This game always intrigued me, and I never understood the mechanics. A few days ago, I read the manual and beat the game with a couple hours. It's a very early roguelike with plenty of great qualities and features.
I watched E.T. as a kid, and I guess I liked it okay but I'm not a fan. I like this game way more than the movie.
I'm also sure this is old news to most people. But there is a romhacked "fixed" version (praised by HSW himself). You should play this version, can get at: http://www.neocomputer.org/projects/et/
These programmers do an amazing job. I want to be clear that the game isn't just "okay," that it's actually amazing. If you look around Atari blogs, the general consensus is that "it wasn't that bad actually," or the focus in own the video game "crash." Or it's buggy, or whatever. Plenty of games have bugs/glitches: gamers love these things most of the time. However, I liked the colors, collision, and most of the bugs. The only feature I wanted was to fix the bug that automatically dumped you into a hole when moving east from the city and west from the forest. They made it so easy to just hex edit the change I wanted and nothing else. They made reading about romhacking the game very interesting. I couldn't stop reading the posts, just to get some insight in asm, atari hacking, and the game. Definitely a must read, even if you don't really give a shit about E.T.

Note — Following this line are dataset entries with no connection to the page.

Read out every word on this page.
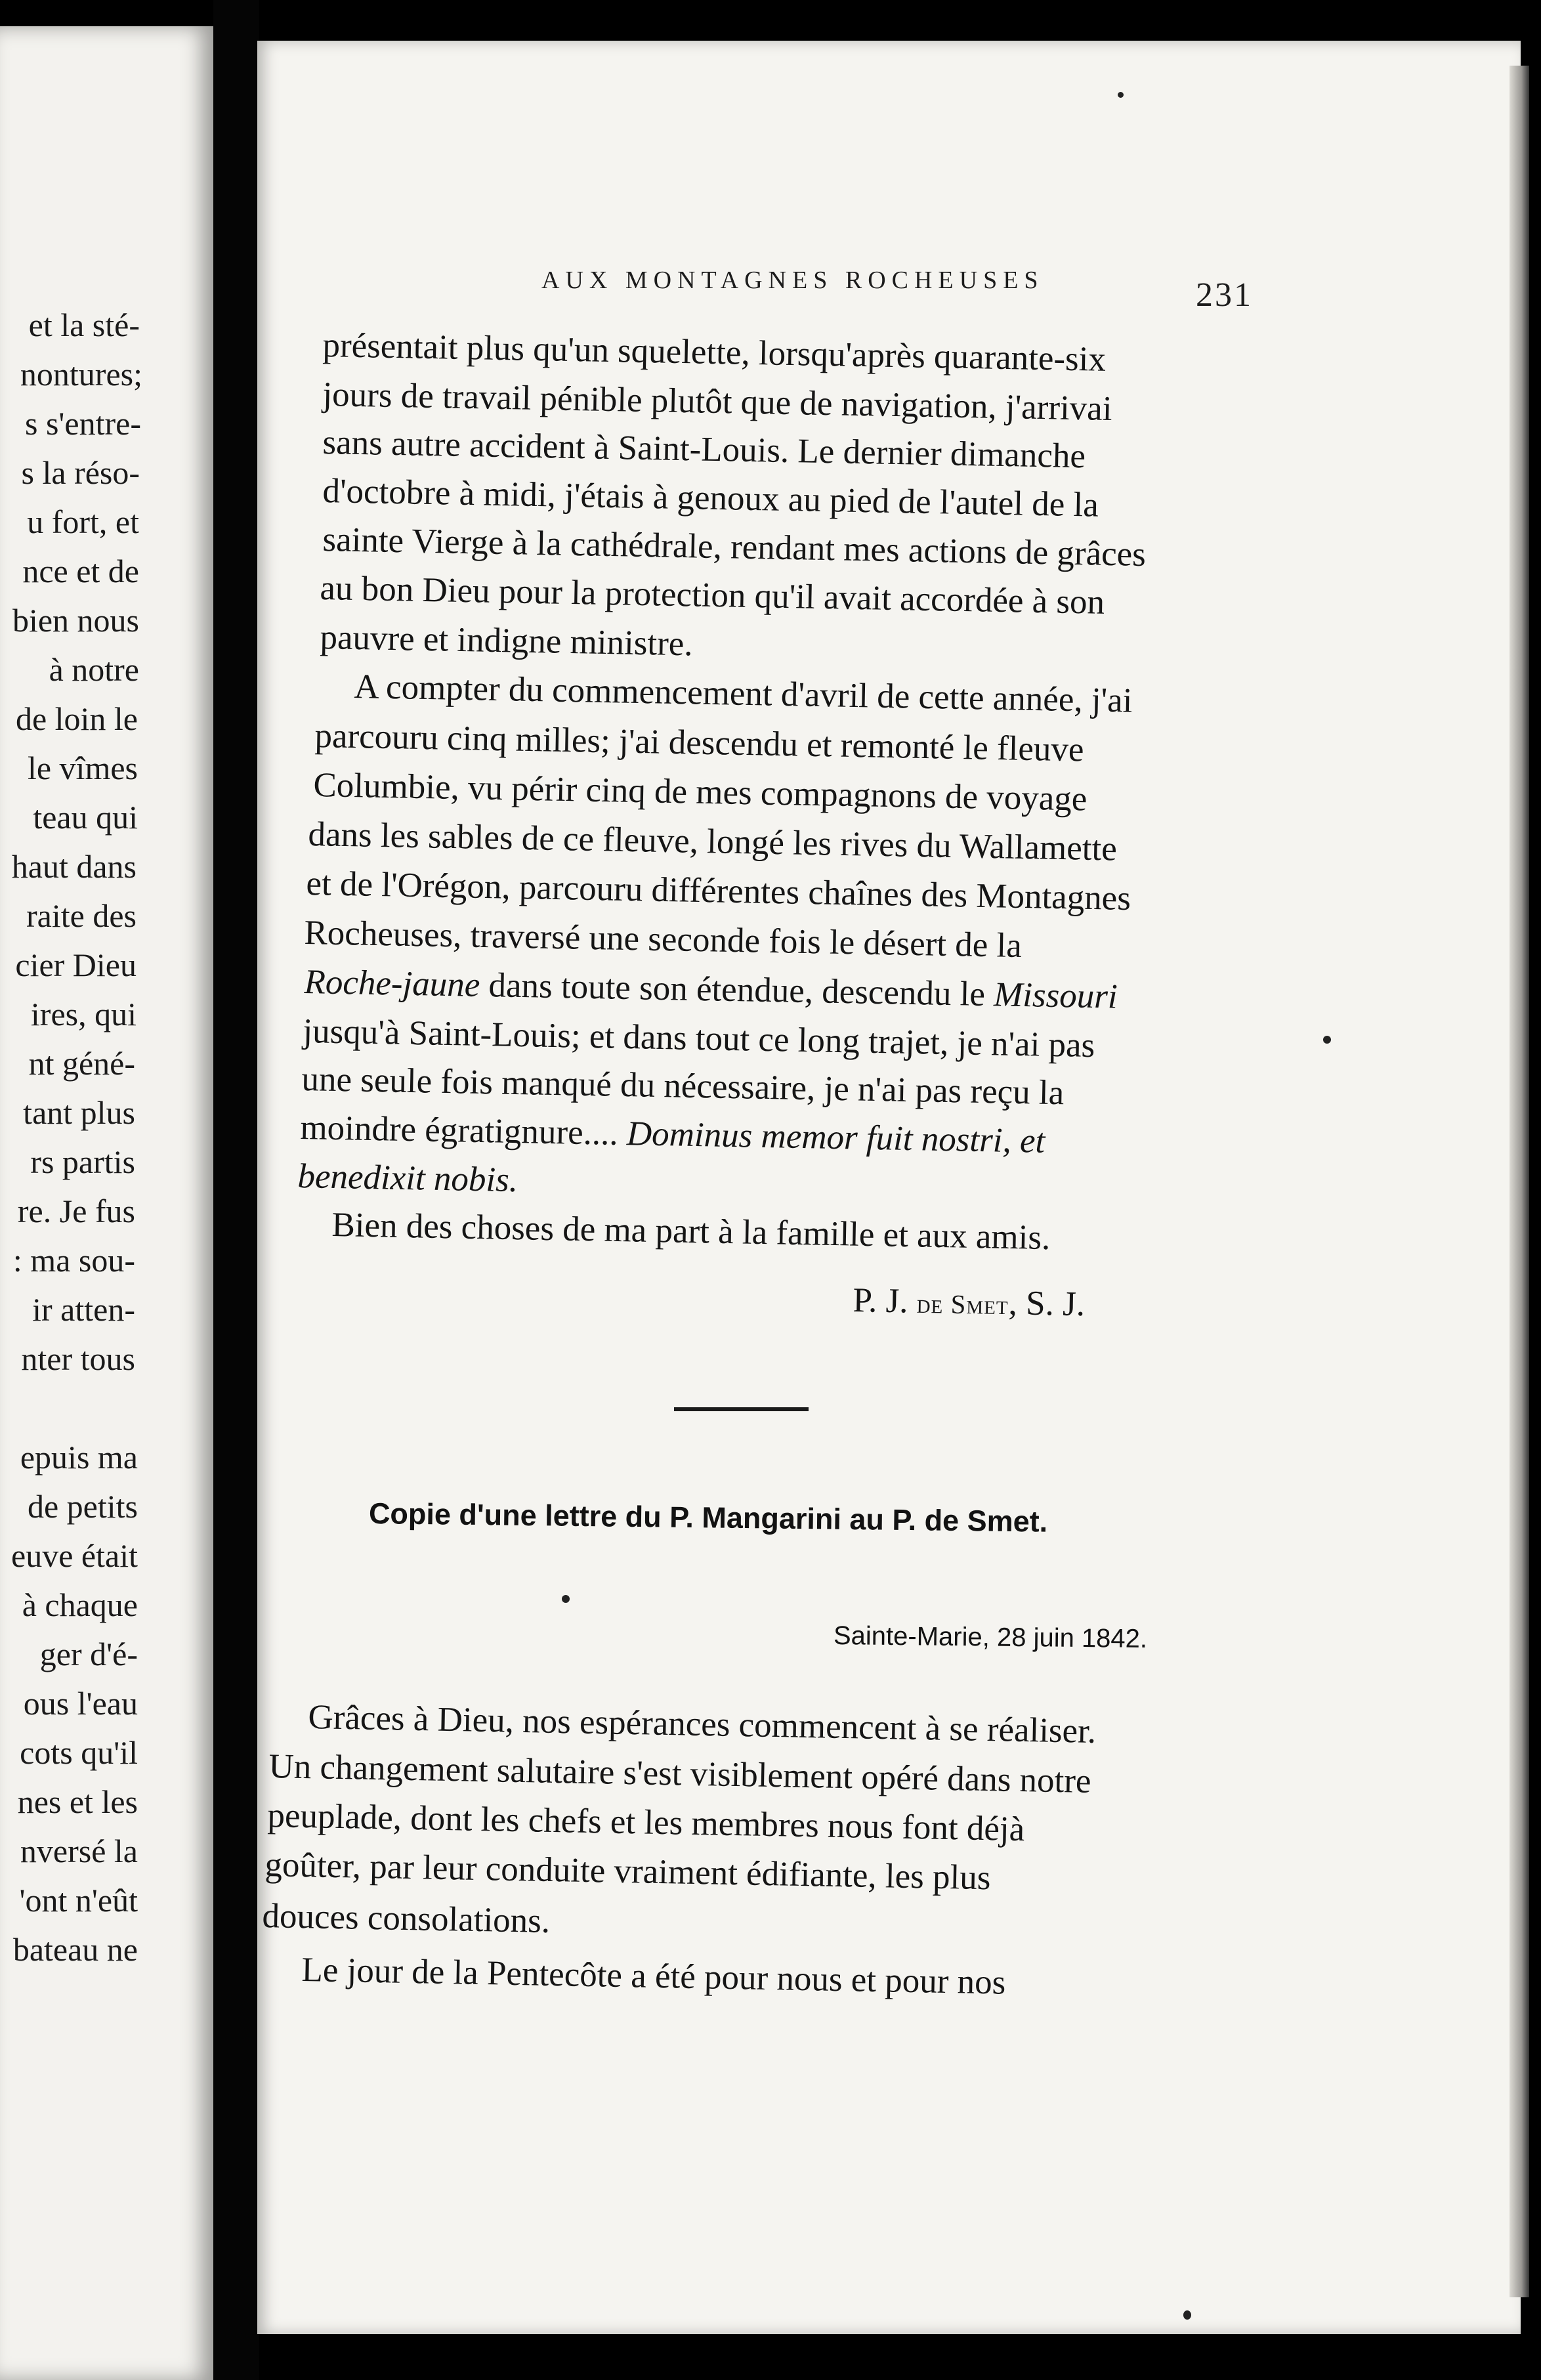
et la sté-
nontures;
s s'entre-
s la réso-
u fort, et
nce et de
bien nous
à notre
de loin le
le vîmes
teau qui
haut dans
raite des
cier Dieu
ires, qui
nt géné-
tant plus
rs partis
re. Je fus
: ma sou-
ir atten-
nter tous
epuis ma
de petits
euve était
à chaque
ger d'é-
ous l'eau
cots qu'il
nes et les
nversé la
'ont n'eût
bateau ne
AUX MONTAGNES ROCHEUSES	231
présentait plus qu'un squelette, lorsqu'après quarante-six
jours de travail pénible plutôt que de navigation, j'arrivai
sans autre accident à Saint-Louis. Le dernier dimanche
d'octobre à midi, j'étais à genoux au pied de l'autel de la
sainte Vierge à la cathédrale, rendant mes actions de grâces
au bon Dieu pour la protection qu'il avait accordée à son
pauvre et indigne ministre.
A compter du commencement d'avril de cette année, j'ai
parcouru cinq milles; j'ai descendu et remonté le fleuve
Columbie, vu périr cinq de mes compagnons de voyage
dans les sables de ce fleuve, longé les rives du Wallamette
et de l'Orégon, parcouru différentes chaînes des Montagnes
Rocheuses, traversé une seconde fois le désert de la
Roche-jaune dans toute son étendue, descendu le Missouri
jusqu'à Saint-Louis; et dans tout ce long trajet, je n'ai pas
une seule fois manqué du nécessaire, je n'ai pas reçu la
moindre égratignure.... Dominus memor fuit nostri, et
benedixit nobis.
Bien des choses de ma part à la famille et aux amis.
P. J. de Smet, S. J.
Copie d'une lettre du P. Mangarini au P. de Smet.
Sainte-Marie, 28 juin 1842.
Grâces à Dieu, nos espérances commencent à se réaliser.
Un changement salutaire s'est visiblement opéré dans notre
peuplade, dont les chefs et les membres nous font déjà
goûter, par leur conduite vraiment édifiante, les plus
douces consolations.
Le jour de la Pentecôte a été pour nous et pour nos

Then, after playing some more I realized that the "bug" only makes the game a little more challenging and might have even been intended.
So now I'm back to playing the original game.
Unexpected adventure.
https://www.youtube.com/watch?v=A8bR4xsNgIA
If you want to get real into it, you have to start reading Random Terrain's posts on the game...
http://www.randomterrain.com/atari-2600-memories-et.html
http://www.randomterrain.com/atari-2600-memories-et-tips.html
End with conspiracy theories ravings:
Level 4 in the original Legend of Zelda is, in my opinion, a reference to E.T. (which I suspect Miyamoto played and enjoyed). It's always been clear than Zelda was heavily inspired by Adventure, so this makes some sense (i.e. the devs were playing every adventure console game they could get their hands on). Thinking about this some more, even the underground screens that give you items in Zelda are a lot like the pits in E.T... Zelda's warp whistle is also similar to the warp arrows. Both heros are green and explore forests, fields, and ancient buildings. Both feature secrets everywhere (a feature more like Rogue than Adventure). Nintendo has never been about randomization, probably because they know it creates games that can be played forever. Nintendo wants you to keep buying the re-hashes instead of selling you the formula.
This game is better than Jurassic Park.